I use Solr 4.4, Zookeeper 3.4.5 and Tomcat 7.
CLUSTER SETUP: 3 shards and 3 replica. Totally 6 Solr instances.
Cluster is up and running. Everything seems to be OK. Nothing critical in logs, except few warnings about deprecared classes.
HOW I DO CONFIGURATION UPDATE:
run following command:
java -classpath .:solr-jars/* org.apache.solr.cloud.ZkCLI -cmd upconfig -zkhost ZOOKEEPER_HOST:PORT -d solr-conf -confname myconf
check that config was updated in Zookeeper:
/var/zookeeper/bin/zkCli.sh ZOOKEEPER_HOST:PORT
ls /configs/myconfig/schema.xml
ls /configs/myconfig/solrconfig.xml
collection reload via Solr Collection API
curl HOST/solr/admin/collections?action=RELOAD&name=collection1
Config update seems to be successfully applied to all nodes. But sometimes 1 node in the cluster goes down (marked as brown in Solr Admin UI). Tomcat restart, collection reload doesn't help to bring this node back.
Error message from logs:
SyncStrategy - No UpdateLog found - cannot sync
QUESTIONS:
- Is there any way how I can get failed node back to live? Without needs to remove all data, of course.

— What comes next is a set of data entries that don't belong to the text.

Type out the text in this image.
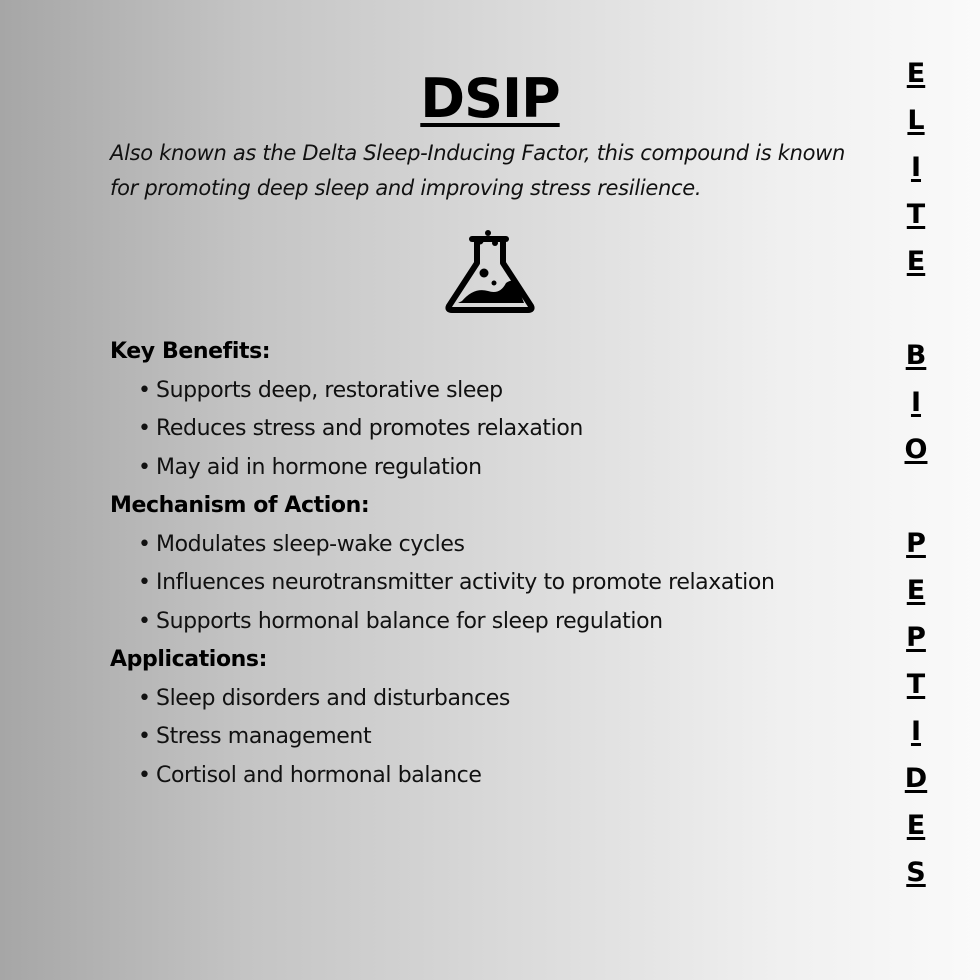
DSIP
Also known as the Delta Sleep-Inducing Factor, this compound is known for promoting deep sleep and improving stress resilience.
Key Benefits:
• Supports deep, restorative sleep
• Reduces stress and promotes relaxation
• May aid in hormone regulation
Mechanism of Action:
• Modulates sleep-wake cycles
• Influences neurotransmitter activity to promote relaxation
• Supports hormonal balance for sleep regulation
Applications:
• Sleep disorders and disturbances
• Stress management
• Cortisol and hormonal balance
E
L
I
T
E
B
I
O
P
E
P
T
I
D
E
S
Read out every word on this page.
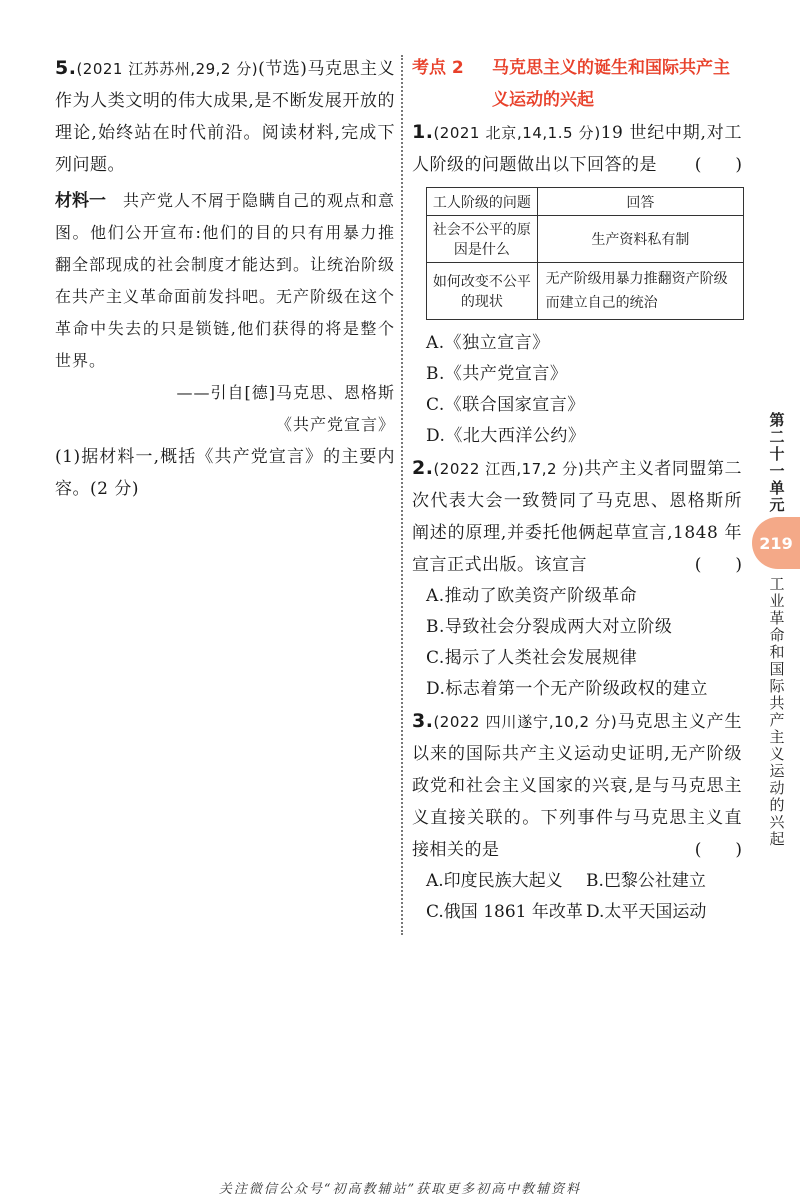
5.(2021 江苏苏州,29,2 分)(节选)马克思主义作为人类文明的伟大成果,是不断发展开放的理论,始终站在时代前沿。阅读材料,完成下列问题。
材料一  共产党人不屑于隐瞒自己的观点和意图。他们公开宣布:他们的目的只有用暴力推翻全部现成的社会制度才能达到。让统治阶级在共产主义革命面前发抖吧。无产阶级在这个革命中失去的只是锁链,他们获得的将是整个世界。
——引自[德]马克思、恩格斯
《共产党宣言》
(1)据材料一,概括《共产党宣言》的主要内容。(2 分)
考点 2 马克思主义的诞生和国际共产主义运动的兴起
1.(2021 北京,14,1.5 分)19 世纪中期,对工人阶级的问题做出以下回答的是 (　　)
工人阶级的问题	回答
社会不公平的原因是什么	生产资料私有制
如何改变不公平的现状	无产阶级用暴力推翻资产阶级而建立自己的统治
A.《独立宣言》
B.《共产党宣言》
C.《联合国家宣言》
D.《北大西洋公约》
2.(2022 江西,17,2 分)共产主义者同盟第二次代表大会一致赞同了马克思、恩格斯所阐述的原理,并委托他俩起草宣言,1848 年宣言正式出版。该宣言	(　　)
A.推动了欧美资产阶级革命
B.导致社会分裂成两大对立阶级
C.揭示了人类社会发展规律
D.标志着第一个无产阶级政权的建立
3.(2022 四川遂宁,10,2 分)马克思主义产生以来的国际共产主义运动史证明,无产阶级政党和社会主义国家的兴衰,是与马克思主义直接关联的。下列事件与马克思主义直接相关的是	(　　)
A.印度民族大起义	B.巴黎公社建立
C.俄国 1861 年改革 D.太平天国运动
第二十一单元
219
工业革命和国际共产主义运动的兴起
关注微信公众号“初高教辅站”获取更多初高中教辅资料
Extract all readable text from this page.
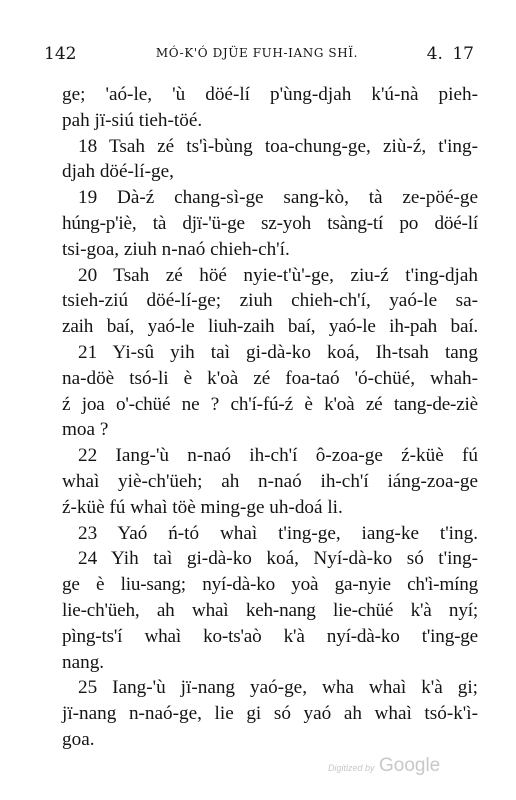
142	MÓ-K'Ó DJÜE FUH-IANG SHÏ.	4. 17
ge; 'aó-le, 'ù döé-lí p'ùng-djah k'ú-nà pieh-
pah jï-siú tieh-töé.
18 Tsah zé ts'ì-bùng toa-chung-ge, ziù-ź, t'ing-
djah döé-lí-ge,
19 Dà-ź chang-sì-ge sang-kò, tà ze-pöé-ge
húng-p'iè, tà djï-'ü-ge sz-yoh tsàng-tí po döé-lí
tsi-goa, ziuh n-naó chieh-ch'í.
20 Tsah zé höé nyie-t'ù'-ge, ziu-ź t'ing-djah
tsieh-ziú döé-lí-ge; ziuh chieh-ch'í, yaó-le sa-
zaih baí, yaó-le liuh-zaih baí, yaó-le ih-pah baí.
21 Yi-sû yih taì gi-dà-ko koá, Ih-tsah tang
na-döè tsó-li è k'oà zé foa-taó 'ó-chüé, whah-
ź joa o'-chüé ne ? ch'í-fú-ź è k'oà zé tang-de-ziè
moa ?
22 Iang-'ù n-naó ih-ch'í ô-zoa-ge ź-küè fú
whaì yiè-ch'üeh; ah n-naó ih-ch'í iáng-zoa-ge
ź-küè fú whaì töè ming-ge uh-doá li.
23 Yaó ń-tó whaì t'ing-ge, iang-ke t'ing.
24 Yih taì gi-dà-ko koá, Nyí-dà-ko só t'ing-
ge è liu-sang; nyí-dà-ko yoà ga-nyie ch'ì-míng
lie-ch'üeh, ah whaì keh-nang lie-chüé k'à nyí;
pìng-ts'í whaì ko-ts'aò k'à nyí-dà-ko t'ing-ge
nang.
25 Iang-'ù jï-nang yaó-ge, wha whaì k'à gi;
jï-nang n-naó-ge, lie gi só yaó ah whaì tsó-k'ì-
goa.
Digitized by Google
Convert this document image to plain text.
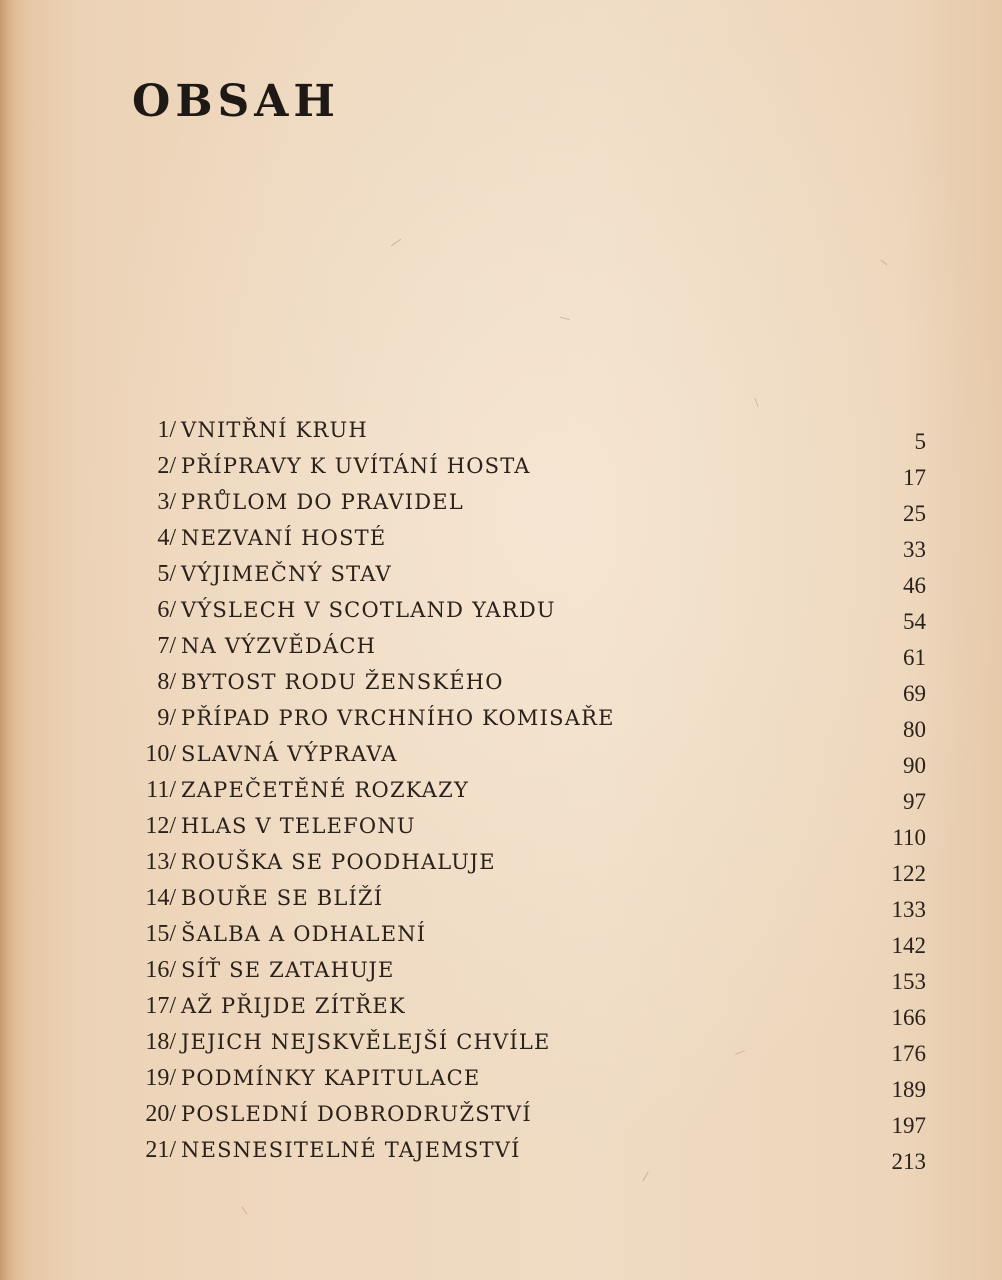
OBSAH
1/ VNITŘNÍ KRUH	5
2/ PŘÍPRAVY K UVÍTÁNÍ HOSTA	17
3/ PRŮLOM DO PRAVIDEL	25
4/ NEZVANÍ HOSTÉ	33
5/ VÝJIMEČNÝ STAV	46
6/ VÝSLECH V SCOTLAND YARDU	54
7/ NA VÝZVĚDÁCH	61
8/ BYTOST RODU ŽENSKÉHO	69
9/ PŘÍPAD PRO VRCHNÍHO KOMISAŘE	80
10/ SLAVNÁ VÝPRAVA	90
11/ ZAPEČETĚNÉ ROZKAZY	97
12/ HLAS V TELEFONU	110
13/ ROUŠKA SE POODHALUJE	122
14/ BOUŘE SE BLÍŽÍ	133
15/ ŠALBA A ODHALENÍ	142
16/ SÍŤ SE ZATAHUJE	153
17/ AŽ PŘIJDE ZÍTŘEK	166
18/ JEJICH NEJSKVĚLEJŠÍ CHVÍLE	176
19/ PODMÍNKY KAPITULACE	189
20/ POSLEDNÍ DOBRODRUŽSTVÍ	197
21/ NESNESITELNÉ TAJEMSTVÍ	213
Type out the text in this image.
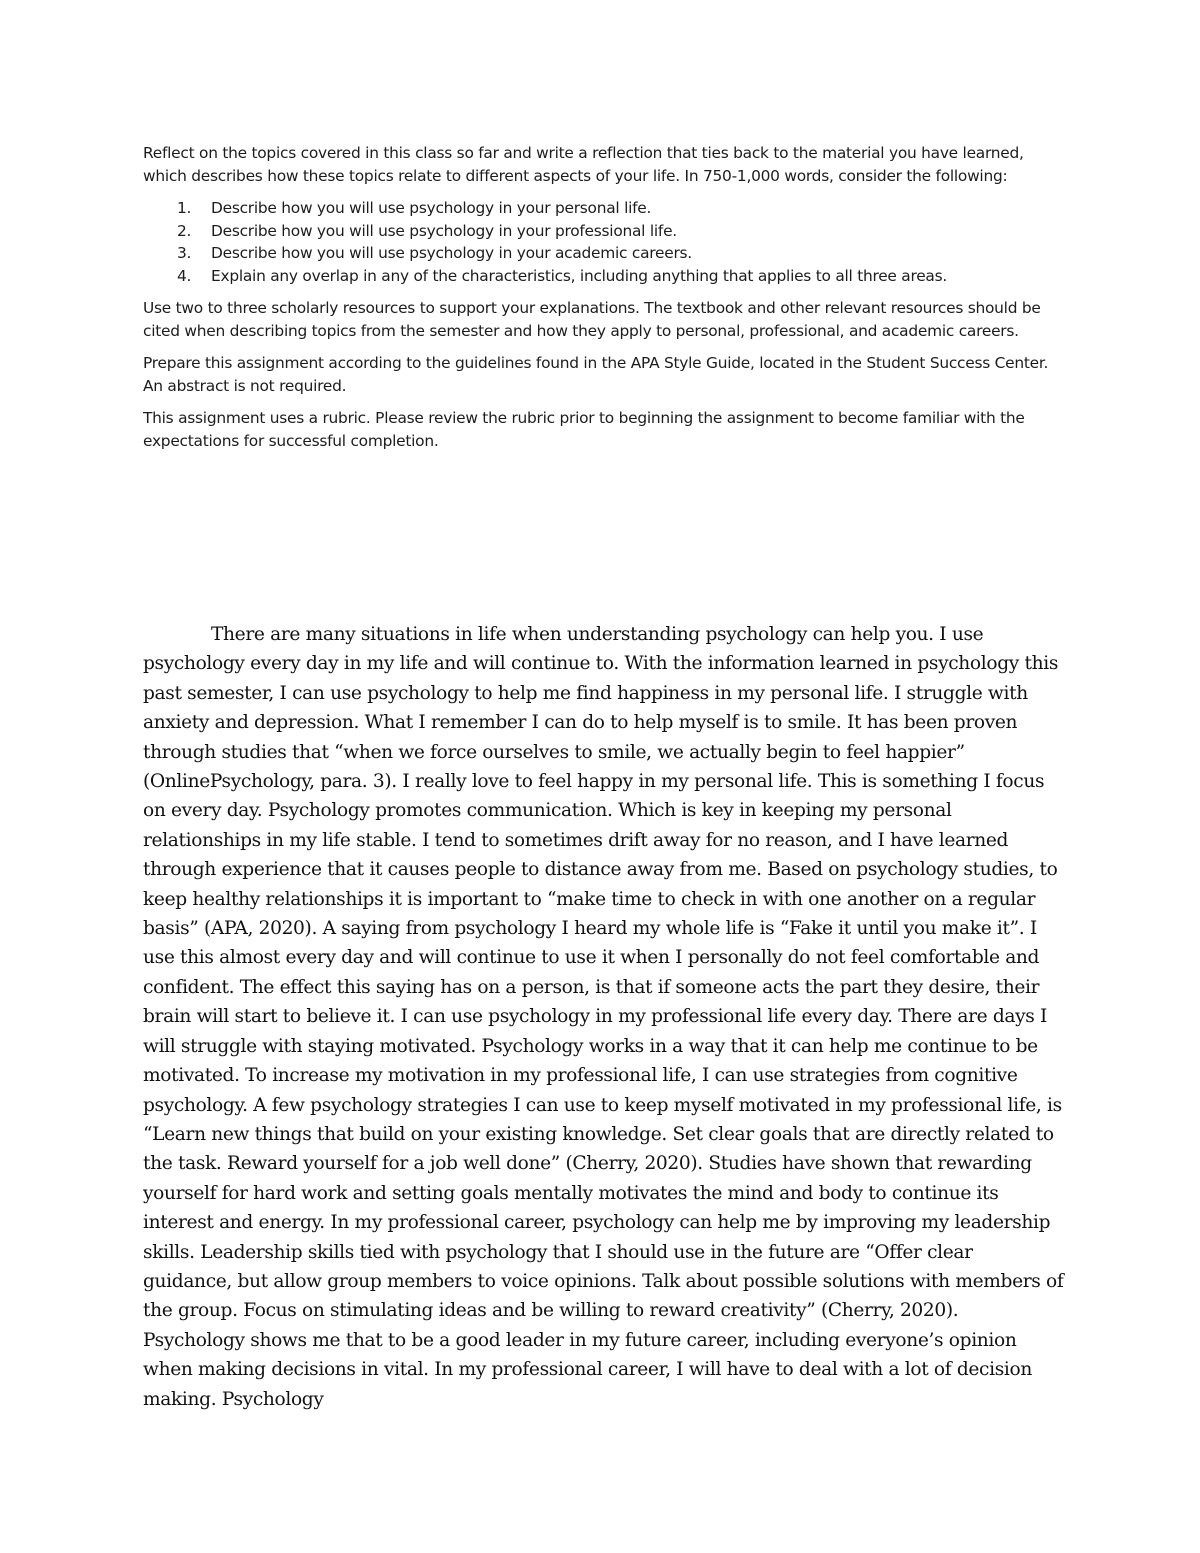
Reflect on the topics covered in this class so far and write a reflection that ties back to the material you have learned, which describes how these topics relate to different aspects of your life. In 750-1,000 words, consider the following:

1. Describe how you will use psychology in your personal life.
2. Describe how you will use psychology in your professional life.
3. Describe how you will use psychology in your academic careers.
4. Explain any overlap in any of the characteristics, including anything that applies to all three areas.

Use two to three scholarly resources to support your explanations. The textbook and other relevant resources should be cited when describing topics from the semester and how they apply to personal, professional, and academic careers.

Prepare this assignment according to the guidelines found in the APA Style Guide, located in the Student Success Center. An abstract is not required.

This assignment uses a rubric. Please review the rubric prior to beginning the assignment to become familiar with the expectations for successful completion.

There are many situations in life when understanding psychology can help you. I use psychology every day in my life and will continue to. With the information learned in psychology this past semester, I can use psychology to help me find happiness in my personal life. I struggle with anxiety and depression. What I remember I can do to help myself is to smile. It has been proven through studies that “when we force ourselves to smile, we actually begin to feel happier” (OnlinePsychology, para. 3). I really love to feel happy in my personal life. This is something I focus on every day. Psychology promotes communication. Which is key in keeping my personal relationships in my life stable. I tend to sometimes drift away for no reason, and I have learned through experience that it causes people to distance away from me. Based on psychology studies, to keep healthy relationships it is important to “make time to check in with one another on a regular basis” (APA, 2020). A saying from psychology I heard my whole life is “Fake it until you make it”. I use this almost every day and will continue to use it when I personally do not feel comfortable and confident. The effect this saying has on a person, is that if someone acts the part they desire, their brain will start to believe it. I can use psychology in my professional life every day. There are days I will struggle with staying motivated. Psychology works in a way that it can help me continue to be motivated. To increase my motivation in my professional life, I can use strategies from cognitive psychology. A few psychology strategies I can use to keep myself motivated in my professional life, is “Learn new things that build on your existing knowledge. Set clear goals that are directly related to the task. Reward yourself for a job well done” (Cherry, 2020). Studies have shown that rewarding yourself for hard work and setting goals mentally motivates the mind and body to continue its interest and energy. In my professional career, psychology can help me by improving my leadership skills. Leadership skills tied with psychology that I should use in the future are “Offer clear guidance, but allow group members to voice opinions. Talk about possible solutions with members of the group. Focus on stimulating ideas and be willing to reward creativity” (Cherry, 2020). Psychology shows me that to be a good leader in my future career, including everyone’s opinion when making decisions in vital. In my professional career, I will have to deal with a lot of decision making. Psychology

- what is the right way to force Solr nodes to accept the configuration after it was updated in Zookeeper? Without Tomcat restart if it possible (it is a production system)
- (optinal) in general what is your filling about SolrCloud stability and predictability? While working with SC, I found really many complains and questions about it from other folks. Doesn't look like a good sign.
UPDATE 1 Looks like error message wasn't related to the actual problem. After I configured transaction log, this error is disappear. But few nodes still go down after collection reload.
The only way to bring it back is to directly edit clusterstate.json in Zookeeper, and change node status to "active". After that, node seems to be OK and stable.